24 Mar, 1998    ·   76


This meeting was held under the auspices of the Institute of Regional Studies, Islamabad - a government-funded institution (Director, Lt. Gen. Nishat Ahmad), and the Programme in Arms Control, Disarmament and International Security, at the University of Illinois, Urbana-Champaign, (Director, Prof. Stephen P. Cohen). The Pak delegation consisted of Dr Maleeha Lodhi, Dr. Munir Ahmad Khan, Maj Gen Rahim Khan, Mr Niaz Naik and Dr. Syed Rifat Hussain, apart from the Director. The Americans included Mr George Perkovich, Amb. Ron Lehmann, Dr. Ashley Tellis, Mr. Edward Fei, Mr. Clifford Singer, and Dr Jonathan Pollack, apart from Stephen Cohen. The Indians were invited to this symposium in the status of observers, rather than participants. They included Mr Giri Deshingkar, Dr. Kanti Bajpai, Maj Gen D. Banerjee and the undersigned. The daylong meeting was held in six sessions viz.





a.                   Inaugural


b.                   Pak-US Relations in the framework of a (desired) New World order: Impediments, New Directions and Prospects.


c.                   Pak-US relations in the framework of Technical and Scientific Cooperation


d.                   South Asia?I : Security Issues, Political, Conventional and Nuclear Stability


e.                   South Asia?II : Political, Economic, Social and Trade Cooperation


f.                     Regional Scenario: Afghanistan , Iran , Central Asia , Russia and China


The following is an impressionistic account of these discussions. The seminar on economic and trade issues was not very instructive in the absence of any economist in the Pak delegation. The other discussions are described below in no particular order.



The Americans and Pakistanis perceived US interests in Pakistan very differently. The former felt that their interests in Pakistan and, more generally, South Asia needed better recognition within their own bureaucracy, which accounted for a "hesitant engagement" in the region. Still, it was better for the US not to attempt "rollback" of the Indian and Pakistani nuclear options in the interests of deterrence stability. An interesting viewpoint was that the US should not supply cheap arms in the region (this would hurt Pakistan ) to let the region suffer the "opportunity costs" of a weapons modernisation programme. Another American viewpoint was that governance, internal security and stability in Pakistan were more important for the US (especially Congress) than either the Afghanistan or Kashmir issues. This had led to a questioning of how Pakistan was worthwhile to the US .

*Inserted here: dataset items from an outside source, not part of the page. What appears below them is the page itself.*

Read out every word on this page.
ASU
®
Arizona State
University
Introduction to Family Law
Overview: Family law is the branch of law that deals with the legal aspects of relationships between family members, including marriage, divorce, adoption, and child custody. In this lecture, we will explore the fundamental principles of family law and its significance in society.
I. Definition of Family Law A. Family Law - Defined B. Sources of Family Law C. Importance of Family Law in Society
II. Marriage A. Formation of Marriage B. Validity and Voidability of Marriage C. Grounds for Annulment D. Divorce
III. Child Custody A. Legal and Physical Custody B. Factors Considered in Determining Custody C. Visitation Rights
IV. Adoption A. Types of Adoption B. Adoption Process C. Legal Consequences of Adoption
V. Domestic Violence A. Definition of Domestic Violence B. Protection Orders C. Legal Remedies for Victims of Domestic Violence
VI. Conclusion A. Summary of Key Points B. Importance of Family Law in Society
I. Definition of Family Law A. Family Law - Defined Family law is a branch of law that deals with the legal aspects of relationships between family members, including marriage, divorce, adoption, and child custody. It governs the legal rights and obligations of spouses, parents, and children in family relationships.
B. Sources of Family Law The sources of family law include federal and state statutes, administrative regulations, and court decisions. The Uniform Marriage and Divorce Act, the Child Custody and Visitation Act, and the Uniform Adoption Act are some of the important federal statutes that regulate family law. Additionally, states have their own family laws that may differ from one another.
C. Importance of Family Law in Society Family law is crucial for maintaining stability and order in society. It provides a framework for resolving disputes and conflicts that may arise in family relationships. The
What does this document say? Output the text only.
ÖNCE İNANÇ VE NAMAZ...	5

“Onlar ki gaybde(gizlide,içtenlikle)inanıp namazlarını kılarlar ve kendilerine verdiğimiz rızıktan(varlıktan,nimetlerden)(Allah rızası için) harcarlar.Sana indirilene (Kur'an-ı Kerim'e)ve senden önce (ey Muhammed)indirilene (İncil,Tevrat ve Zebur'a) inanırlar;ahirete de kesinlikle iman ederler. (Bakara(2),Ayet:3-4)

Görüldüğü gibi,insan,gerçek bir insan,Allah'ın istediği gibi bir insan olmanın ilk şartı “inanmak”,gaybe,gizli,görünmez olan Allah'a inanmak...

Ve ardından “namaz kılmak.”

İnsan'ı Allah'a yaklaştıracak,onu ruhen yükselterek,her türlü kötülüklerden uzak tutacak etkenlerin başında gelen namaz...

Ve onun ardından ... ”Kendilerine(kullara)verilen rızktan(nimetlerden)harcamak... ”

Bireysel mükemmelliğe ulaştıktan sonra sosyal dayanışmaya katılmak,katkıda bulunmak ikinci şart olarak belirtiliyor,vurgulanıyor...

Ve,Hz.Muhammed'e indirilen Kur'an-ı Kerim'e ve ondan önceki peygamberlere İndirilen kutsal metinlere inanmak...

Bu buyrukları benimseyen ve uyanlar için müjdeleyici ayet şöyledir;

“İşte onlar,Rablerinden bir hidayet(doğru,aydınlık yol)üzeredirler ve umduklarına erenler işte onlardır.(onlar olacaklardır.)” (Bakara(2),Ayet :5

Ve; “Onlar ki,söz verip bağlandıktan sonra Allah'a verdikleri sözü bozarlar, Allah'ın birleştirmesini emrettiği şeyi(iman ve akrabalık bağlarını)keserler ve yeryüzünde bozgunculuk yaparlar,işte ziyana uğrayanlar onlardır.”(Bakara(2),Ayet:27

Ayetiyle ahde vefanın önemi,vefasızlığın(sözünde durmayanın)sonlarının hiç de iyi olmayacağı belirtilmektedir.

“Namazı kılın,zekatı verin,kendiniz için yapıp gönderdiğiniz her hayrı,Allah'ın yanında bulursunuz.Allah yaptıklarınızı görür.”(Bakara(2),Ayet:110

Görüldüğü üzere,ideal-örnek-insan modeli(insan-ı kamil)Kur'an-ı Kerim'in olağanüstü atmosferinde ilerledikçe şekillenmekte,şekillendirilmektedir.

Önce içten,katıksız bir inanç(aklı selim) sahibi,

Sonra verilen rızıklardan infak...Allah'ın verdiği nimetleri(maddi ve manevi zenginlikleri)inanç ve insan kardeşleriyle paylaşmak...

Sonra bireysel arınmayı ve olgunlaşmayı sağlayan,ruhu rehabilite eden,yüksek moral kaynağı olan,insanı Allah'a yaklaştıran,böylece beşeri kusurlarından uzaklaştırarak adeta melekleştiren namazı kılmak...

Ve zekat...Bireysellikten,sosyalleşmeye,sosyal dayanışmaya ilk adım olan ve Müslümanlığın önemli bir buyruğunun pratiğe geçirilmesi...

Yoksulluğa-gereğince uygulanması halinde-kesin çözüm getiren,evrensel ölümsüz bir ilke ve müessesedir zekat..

For the Pakistanis the loss of US interest in their country after the Soviets withdrew from Afghanistan was described as "traumatic". Indeed, Pak-US relations were now back to the 1979 situation before the Soviet invasion of Afghanistan . Pakistan should not remain hypnotised by US compulsions during the Cold War. US relations with India and Pakistan would remain a zero-sum game unless Indo-Pak relations normalised, of which there was little prospect. A wish list of what Pakistan wants from the United States included abrogation of the Pressler and Symington amendments; resumption of security dialogue; engagement in resolving the Afghanistan problem; and establishing a security forum with China and Russia devoted to South Asian problems.



There were frequent exhortations to the Americans to abrogate the Pressler Amendment on the thesis that it had not served its intended purpose! Continued application of the Pressler amendment has seriously degraded the serviceability of weapon systems with the Pakistani armed forces. The F-16s remain unsupplied, and although legal action is being routinely threatened, Pakistan is unlikely to get either their aircraft or their money back from the US suppliers.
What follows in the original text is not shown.